Jakarta –
Presiden RI Prabowo Subianto memangkas anggaran makan siang gratis menjadi Rp 10 ribu per porsi. Ada kekhawatiran total yang dianggarkan dari semula Rp 15 ribu per orang menjadi Rp 10 ribu tidak mencukupi kebutuhan gizi ideal.
Menurut pakar epidemiologi Dicky Budiman dari Universitas Griffith Australia, keterbatasan anggaran tersebut sebetulnya bisa diakali dengan subsidi silang. Bukan tidak mungkin kebutuhan anggaran makanan berdasarkan ketersediaan bahan pangan di masing-masing daerah relatif berbeda.
“Terkait anggaran sekarang yang hanya 10 ribu, menurut saya ini bisa asal dilakukan prinsip subsidi silang, karena ada beberapa daerah yang 10 ribu itu betul-betul tidak cukup,” bebernya kepada detikcom, Selasa (3/12/2024).
“Jadi intinya harus ada mekanisme lain yang bisa memitigasi, melengkapi, menutupi kekurangan dari keterbatasan anggaran itu entah dari bentuk subsidi silang, public private partnership atau kerja sama lain yang ini sekaligus akan perlu dilakukan terutama pada wilayah yang membutuhkan anggaran lebih besar,” lanjut dia.
Terlebih menurutnya di daerah terpencil, ketersediaan penyiapan makanan termasuk dalam bentuk kemasan nantinya diperlukan biaya tambahan. Walhasil, kebutuhan di setiap daerah dinilai Dicky tidak bisa disamaratakan.
Program makan bergizi gratis memang sudah berbasis ilmiah dan terbukti memperbaiki gizi anak berdasarkan penerapan di banyak negara.
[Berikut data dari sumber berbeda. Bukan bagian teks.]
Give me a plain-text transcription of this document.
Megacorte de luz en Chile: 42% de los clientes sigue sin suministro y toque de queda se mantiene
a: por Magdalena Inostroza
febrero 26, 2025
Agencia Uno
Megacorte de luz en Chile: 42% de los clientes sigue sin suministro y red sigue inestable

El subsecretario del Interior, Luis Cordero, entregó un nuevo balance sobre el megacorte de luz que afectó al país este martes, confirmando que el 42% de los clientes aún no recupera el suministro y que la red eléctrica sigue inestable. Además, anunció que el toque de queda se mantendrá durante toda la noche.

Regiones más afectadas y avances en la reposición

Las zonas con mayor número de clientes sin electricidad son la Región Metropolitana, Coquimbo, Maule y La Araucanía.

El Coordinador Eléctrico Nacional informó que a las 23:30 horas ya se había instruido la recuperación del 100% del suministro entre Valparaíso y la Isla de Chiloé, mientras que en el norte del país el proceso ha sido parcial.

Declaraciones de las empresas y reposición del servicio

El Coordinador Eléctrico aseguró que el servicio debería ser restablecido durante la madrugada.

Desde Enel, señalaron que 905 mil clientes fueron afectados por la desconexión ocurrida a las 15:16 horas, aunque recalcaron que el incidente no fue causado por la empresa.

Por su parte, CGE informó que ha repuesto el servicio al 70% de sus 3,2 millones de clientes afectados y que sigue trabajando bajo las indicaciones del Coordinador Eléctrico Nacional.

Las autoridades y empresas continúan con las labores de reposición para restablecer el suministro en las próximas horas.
Namun, tantangannya bila dilakukan di negara berkembang, tidak hanya berkaitan dengan jumlah SDM, melainkan kesiapan transportasi, hingga menu makan bergizi yang wajib dipastikan sesuai dengan yang diharapkan.
Program semacam ini juga disebut Dicky tidak efektif bila hanya berjalan selama satu tahun.
“Kuncinya kan di konsistensi, keberlanjutan, kalau hanya hitungan 1 tahun ya tidak akan berdampak signifikan,” pungkasnya.